As Senior Vice President, Sony 3D Technology Center, Sony Corporation of America, Hays is the Chief Instructor for the Center, dedicated to the creation of good 3D across movies, television, games and other platforms. He is responsible for all curriculum development, instruction and training for a broad range of people across the entertainment industry.

In 1993, Hays co-produced the independent film, Swimming With Sharks. While at Lucasfilm THX, he was responsible for all research and development efforts including the THX Sound System and Home THX. He also oversaw the design, construction and installation of over 600 movie theaters and film dubbing stages worldwide.

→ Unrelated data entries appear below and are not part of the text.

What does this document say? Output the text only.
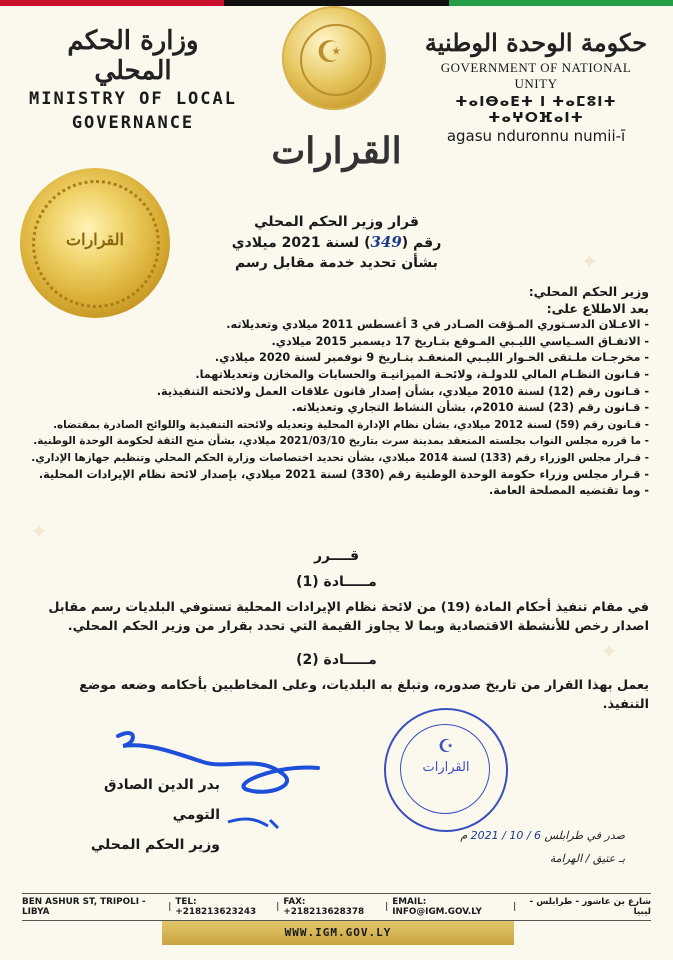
✦
✦
✦
وزارة الحكم المحلي
MINISTRY OF LOCAL
GOVERNANCE
☪	حكومة الوحدة الوطنية
GOVERNMENT OF NATIONAL UNITY
ⵜⴰⵏⴱⴰⴹⵜ ⵏ ⵜⴰⵎⵓⵏⵜ ⵜⴰⵖⵔⴼⴰⵏⵜ
agasu nduronnu numii-ī
القرارات
القرارات
قرار وزير الحكم المحلي
رقم (349) لسنة 2021 ميلادي
بشأن تحديد خدمة مقابل رسم
وزير الحكم المحلي:
بعد الاطلاع على:
- الاعـلان الدسـتوري المـؤقت الصـادر في 3 أغسطس 2011 ميلادي وتعديلاته.
- الاتفـاق السـياسي الليـبي المـوقع بتـاريخ 17 ديسمبر 2015 ميلادي.
- مخرجـات ملـتقى الحـوار الليـبي المنعقـد بتـاريخ 9 نوفمبر لسنة 2020 ميلادي.
- قـانون النظـام المالي للدولـة، ولائحـة الميزانيـة والحسابات والمخازن وتعديلاتهما.
- قـانون رقم (12) لسنة 2010 ميلادي، بشأن إصدار قانون علاقات العمل ولائحته التنفيذية.
- قـانون رقم (23) لسنة 2010م، بشأن النشاط التجاري وتعديلاته.
- قـانون رقم (59) لسنة 2012 ميلادي، بشأن نظام الإدارة المحلية وتعديله ولائحته التنفيذية واللوائح الصادرة بمقتضاه.
- ما قرره مجلس النواب بجلسته المنعقد بمدينة سرت بتاريخ 2021/03/10 ميلادي، بشأن منح الثقة لحكومة الوحدة الوطنية.
- قـرار مجلس الوزراء رقم (133) لسنة 2014 ميلادي، بشأن تحديد اختصاصات وزارة الحكم المحلي وتنظيم جهازها الإداري.
- قـرار مجلس وزراء حكومة الوحدة الوطنية رقم (330) لسنة 2021 ميلادي، بإصدار لائحة نظام الإيرادات المحلية.
- وما تقتضيه المصلحة العامة.
قــــرر
مـــــادة (1)
في مقام تنفيذ أحكام المادة (19) من لائحة نظام الإيرادات المحلية تستوفي البلديات رسم مقابل اصدار رخص للأنشطة الاقتصادية وبما لا يجاوز القيمة التي تحدد بقرار من وزير الحكم المحلي.
مـــــادة (2)
يعمل بهذا القرار من تاريخ صدوره، وتبلغ به البلديات، وعلى المخاطبين بأحكامه وضعه موضع التنفيذ.
بدر الدين الصادق التومي
وزير الحكم المحلي
☪
القرارات
صدر في طرابلس 6 / 10 / 2021 م
بـ عتيق / الهرامة
BEN ASHUR ST, TRIPOLI - LIBYA	| TEL: +218213623243	| FAX: +218213628378	| EMAIL: INFO@IGM.GOV.LY	|	شارع بن عاشور - طرابلس - ليبيا
WWW.IGM.GOV.LY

Jules Feiffer / Cartoonist, Playwright, Author

Cartoonist, playwright, screenwriter and children’s book author & illustrator Jules Feiffer has had a remarkable creative career turning contemporary urban anxiety into witty and revealing commentary for over fifty years. From his Village Voice editorial cartoons to his plays and screenplays, including Little Murders and Carnal Knowledge, Feiffer’s satirical outlook has helped define us politically, sexually and socially.

He won a Pulitzer Prize and a George Polk Award for his cartoons; an Obie for his plays; an Academy Award for the animation of his cartoon satire, Munro; and Lifetime Achievement Awards from the Writers Guild of America and the National Cartoonist Society. The first cartoonist commissioned by The New York Times to create comic strips for their Op-Ed page, Feiffer has since shifted his focus towards writing and illustrating books for children and young adults including The Man in the Ceiling, A Room with a Zoo, and Bark, George!

Feiffer has taught at the Yale School of Drama, Northwestern University, Dartmouth, and presently at Stony Brook Southampton College. He has been honored with major retrospectives at the New York Historical Society, the Library of Congress and The School of Visual Arts. His memoir, Backing into Forward, relates how persistent failure inspired him to reinvent himself as an artist over and over.